Listen, the only time I’ve ever regretted having children was now, because the pain is so bad. [Laughs.] You cannot believe it when you watch them go away! And if you have done a modicum of a good job, they want to go. They’re happy, they’re fine. Now I’m getting texts that say, “Sorry I haven’t been in touch.” I’m like, “I gave birth to you. You lived in this house. And now you don’t call?” But, I mean, maybe it’s a luxury to be afraid that you’re not parenting right. Whereas back in the day, when you were in a village, you weren’t afraid of your parenting skills; you were just worried about keeping your kid alive! That’s it. You procreated, you kept the population going.
That’s hilarious. And true.
So I think it’s a bit of a luxury when we go, “Oh, am I messing my child up?” And “Oh, this group says that, and this book says that.” Guess what? Nobody’s figured it out better than anybody else. I can only take care of my own kids. And they talk to me. They give me information, because I’ve made them feel like I’m not judging them. They’re experiencing things for the first time in their lives. If I can give them anything, it’s, “Oh, hey, that happened to me, and this is what I did. I’m just laying it out there. You are a different person than me…” It took me a while to realize my children were different human beings than I am. You have children, you think they’re you, and they’re so not. But also, I’m their mom. You’re the only mom they have. The first line of my [second] book is, “Even decorated soldiers’ last words are often calling for ‘Mommy.’” We have one mom, and it’s a pretty extraordinary position to be in, whether you wanted it or not. I think that’s the responsibility: to just be present and listen. Let them talk to you. So often we’re like, “We need to teach them,” instead of, “Well, what do you think?”
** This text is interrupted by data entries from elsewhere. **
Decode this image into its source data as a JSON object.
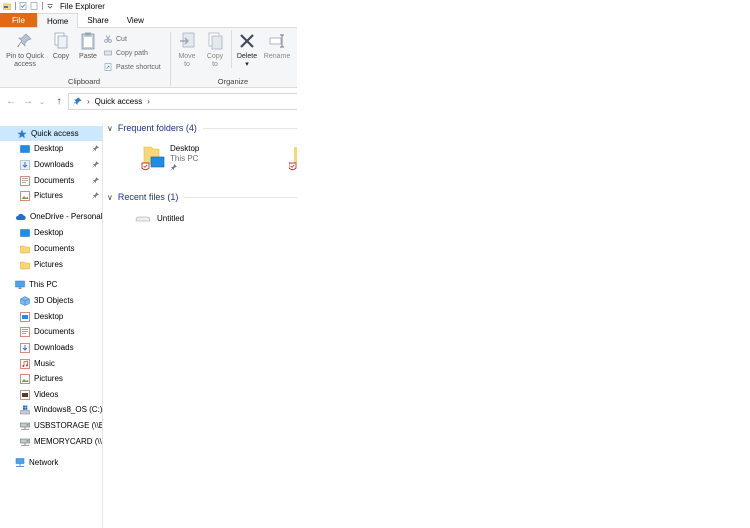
{
  "window": {
    "title": "File Explorer"
  },
  "ribbon": {
    "tabs": [
      {
        "label": "File"
      },
      {
        "label": "Home"
      },
      {
        "label": "Share"
      },
      {
        "label": "View"
      }
    ],
    "clipboard": {
      "label": "Clipboard",
      "pin_line1": "Pin to Quick",
      "pin_line2": "access",
      "copy": "Copy",
      "paste": "Paste",
      "cut": "Cut",
      "copy_path": "Copy path",
      "paste_shortcut": "Paste shortcut"
    },
    "organize": {
      "label": "Organize",
      "move_line1": "Move",
      "move_line2": "to",
      "copy_line1": "Copy",
      "copy_line2": "to",
      "delete": "Delete",
      "rename": "Rename"
    }
  },
  "address": {
    "crumb": "Quick access"
  },
  "nav": {
    "quick_access": "Quick access",
    "qa_desktop": "Desktop",
    "qa_downloads": "Downloads",
    "qa_documents": "Documents",
    "qa_pictures": "Pictures",
    "onedrive": "OneDrive - Personal",
    "od_desktop": "Desktop",
    "od_documents": "Documents",
    "od_pictures": "Pictures",
    "this_pc": "This PC",
    "pc_3d": "3D Objects",
    "pc_desktop": "Desktop",
    "pc_documents": "Documents",
    "pc_downloads": "Downloads",
    "pc_music": "Music",
    "pc_pictures": "Pictures",
    "pc_videos": "Videos",
    "drive_c": "Windows8_OS (C:)",
    "usbstorage": "USBSTORAGE (\\\\EPS",
    "memorycard": "MEMORYCARD (\\\\E",
    "network": "Network"
  },
  "content": {
    "frequent_header": "Frequent folders (4)",
    "recent_header": "Recent files (1)",
    "tile_name": "Desktop",
    "tile_sub": "This PC",
    "recent_file": "Untitled"
  },
  "colors": {
    "file_tab": "#e26a12",
    "selected": "#cce8ff",
    "header_blue": "#1e3287",
    "folder_yellow": "#f8d775",
    "pin_blue": "#2b79d0"
  }
}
I’m halfway through the memoir you wrote about your mother, There Was a Little Girl, which is incredibly moving. You make it clear you loved her unconditionally, but you also acknowledge her failures. Was writing that book an emotional experience for you?
Yeah, it really was, but it also felt so good to finally have my truth out there, after decades of people having their opinion—which was usually negative. I was like, “It’s not a love letter, and it’s not a Mommie Dearest book.” It’s really just the complicated world of motherhood. It’s a lot of things all at once. I think that’s what people are hesitant to embrace: A mother can fail. A mother can make a mistake. She’s still your mom. You can even hate her, and she’s still your mom. And I never hated my mom; I always just wanted to heal her and keep her alive. That was my main focus.
When you’ve talked about your early career, you’ve stressed how the times were different, but do you ever look back and go, “Holy moly, times were really different”?
I’m constantly being made aware of how shockingly different it is. [Laughs.] Really, the work ethic is so different now. There’s a different sense of entitlement. I’m so glad that I started when I did, because I really respect work ethic, and I don’t see it to the same extent in this day and age. Even if you went to a great college, it doesn’t entitle you to anything. You need to work your a** off to get anywhere. For some reason, that doesn’t seem like it’s a part of the zeitgeist at the moment.
Speaking of school, I saw my aunt this weekend, and she was your eighth grade science teacher. She says hi.
At New Lincoln? Oh my God! I don’t know how well I did in science, but I tried really hard.
Well, she said you were a great student.
Oh, good! I still am. I’m still a student.